Перейти к содержанию

Две основные проблемы этики (Шопенгауэр; Ершов)/О свободе воли/I

Материал из Викитеки — свободной библиотеки
[29]

Предложенная Королевской Академией тема гласит:

Num liberum hominum arbitrium e sui ipsius conscientia demonstrari potest?

В переводе: „Можно ли свободу человеческой воли доказать из самосознания“?

I.
Определение понятий.

По отношению к столь важному, серьезному и трудному вопросу, совпадающему в своих существенных чертах с главною проблемой всей философии среднего и нового времени, уместна, конечно, большая точность, и потому мы начнем с анализа содержащихся в теме главных понятий.

1) Что называется свободою?

Понятие „свободы“, при ближайшем рассмотрении, отрицательно. Мы мыслим под ним лишь отсутствие всяких преград и помехи: эти последние, напротив, выражая силу, должны представлять собою нечто положительное. Соответственно возможным свойствам помех, понятие это имеет три весьма различные подвида — свобода физическая, интеллектуальная и моральная.
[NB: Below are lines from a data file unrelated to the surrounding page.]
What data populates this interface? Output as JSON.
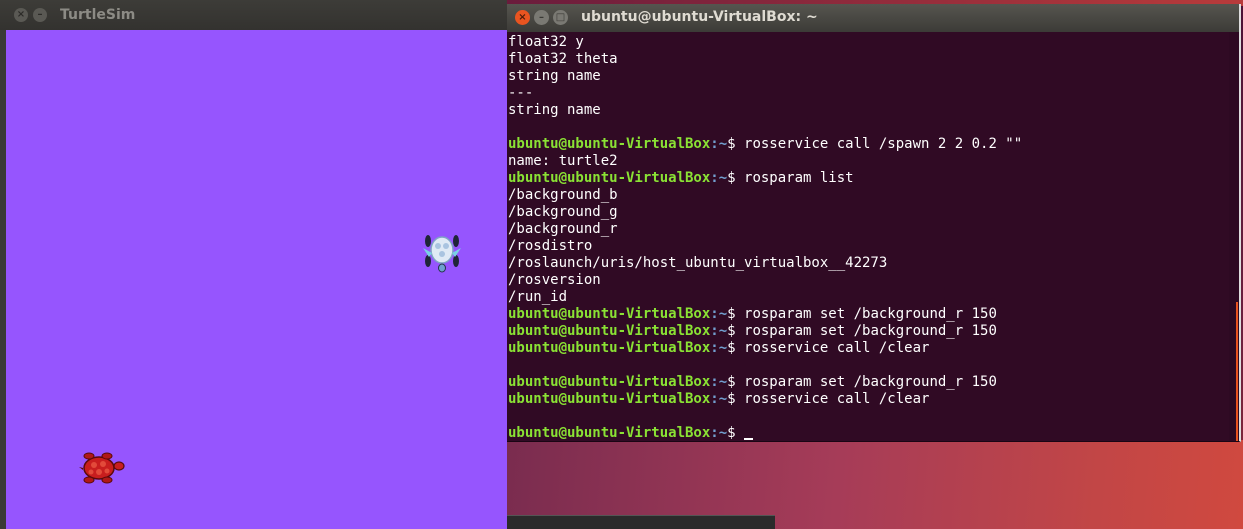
{
  "turtlesim": {
    "title": "TurtleSim",
    "background_color": "#9655fe"
  },
  "terminal": {
    "title": "ubuntu@ubuntu-VirtualBox: ~",
    "prompt_user": "ubuntu@ubuntu-VirtualBox",
    "prompt_path": ":~",
    "prompt_symbol": "$ ",
    "lines": [
      {
        "kind": "output",
        "text": "float32 y"
      },
      {
        "kind": "output",
        "text": "float32 theta"
      },
      {
        "kind": "output",
        "text": "string name"
      },
      {
        "kind": "output",
        "text": "---"
      },
      {
        "kind": "output",
        "text": "string name"
      },
      {
        "kind": "output",
        "text": ""
      },
      {
        "kind": "command",
        "text": "rosservice call /spawn 2 2 0.2 \"\""
      },
      {
        "kind": "output",
        "text": "name: turtle2"
      },
      {
        "kind": "command",
        "text": "rosparam list"
      },
      {
        "kind": "output",
        "text": "/background_b"
      },
      {
        "kind": "output",
        "text": "/background_g"
      },
      {
        "kind": "output",
        "text": "/background_r"
      },
      {
        "kind": "output",
        "text": "/rosdistro"
      },
      {
        "kind": "output",
        "text": "/roslaunch/uris/host_ubuntu_virtualbox__42273"
      },
      {
        "kind": "output",
        "text": "/rosversion"
      },
      {
        "kind": "output",
        "text": "/run_id"
      },
      {
        "kind": "command",
        "text": "rosparam set /background_r 150"
      },
      {
        "kind": "command",
        "text": "rosparam set /background_r 150"
      },
      {
        "kind": "command",
        "text": "rosservice call /clear"
      },
      {
        "kind": "output",
        "text": ""
      },
      {
        "kind": "command",
        "text": "rosparam set /background_r 150"
      },
      {
        "kind": "command",
        "text": "rosservice call /clear"
      },
      {
        "kind": "output",
        "text": ""
      },
      {
        "kind": "prompt",
        "text": ""
      }
    ],
    "colors": {
      "background": "#300a24",
      "prompt_user": "#8ae234",
      "prompt_path": "#729fcf",
      "close_button": "#e95420"
    }
  },
  "icons": {
    "close": "close-icon",
    "minimize": "minimize-icon",
    "maximize": "maximize-icon"
  }
}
a) Физическая свобода есть отсутствие всякого рода материальных препятствий. Вот почему мы говорим: freier Himmel („свободное“, открытое небо), freie Aussicht („свободный“, открытый вид), freie Luft („свободный“, вольный воздух), freies Feld („свободное“, чистое поле), свободное место, свободная (не связанная химически) теплота, свободное электричество, свободный бег реки, когда ее не сдерживают более горы или шлюзы, и т. д. Даже выражения „свободная“, бесплатная „квартира“, „свободный“, даровой „стол“, „свободная пресса“, „свободное от почтовых расходов письмо“ обозначают отсутствие обременительных условий, с какими обычно [30]сопряжено пользование перечисленными вещами. Всего же чаще в нашем мышлении понятие свободы служит предикатом животных существ, особенность которых — то, что движения их исходят от их воли, произвольны и потому именуются свободными — в тех случаях, когда нет материальных препятствий делающих эти движения невозможными. А так как препятствия эти бывают очень разнородны, наталкивается же на них всегда воля, то, ради простоты, понятие „свободы“ предпочитают брать с положительной стороны и разумеют под ним все то, что́ движется исключительно своею волей или поступает только по своей воле, — и такое обращение понятия в сущности нисколько не меняет дела. Таким образом, в этом физическом значении понятия свободы, животные и люди тогда называются свободными, когда их действия не сдерживаются ни узами, ни тюрьмою, ни параличом, т. е. вообще никакими физическими, материальными препятствиями, но совершаются в соответствии с их волею.

Это физическое значение понятия свободы, в особенности в качестве предиката животных существ, есть его исконное, непосредственное и потому самое частое значение, и в нем именно поэтому оно, понятие, и не подлежит никакому сомнению либо спору, и реальность его во всякое время может найти себе удостоверение в опыте. Ибо коль скоро животное существо действует только по своей воле, оно, в этом значении свободно, — при чем совсем не принимаются в расчет влияния, какие быть может руководят самой его волей. Ибо в этом своем первоначальном, непосредственном и потому общепринятом значении слова, понятие свободы касается лишь внешней возможности, т. е. именно отсутствия физических помех для поступков данного существа. Потому и говорят: свободна птица в воздухе, зверь в лесу; свободно дитя природы: только свободный счастлив. И народ называют свободным, понимая под этим, что он управляется только по законам, которые он сам же себе дал, — ибо в этом случае он всюду соблюдает лишь свою собственную волю. Таким образом, политическую свободу надо отнести к физической.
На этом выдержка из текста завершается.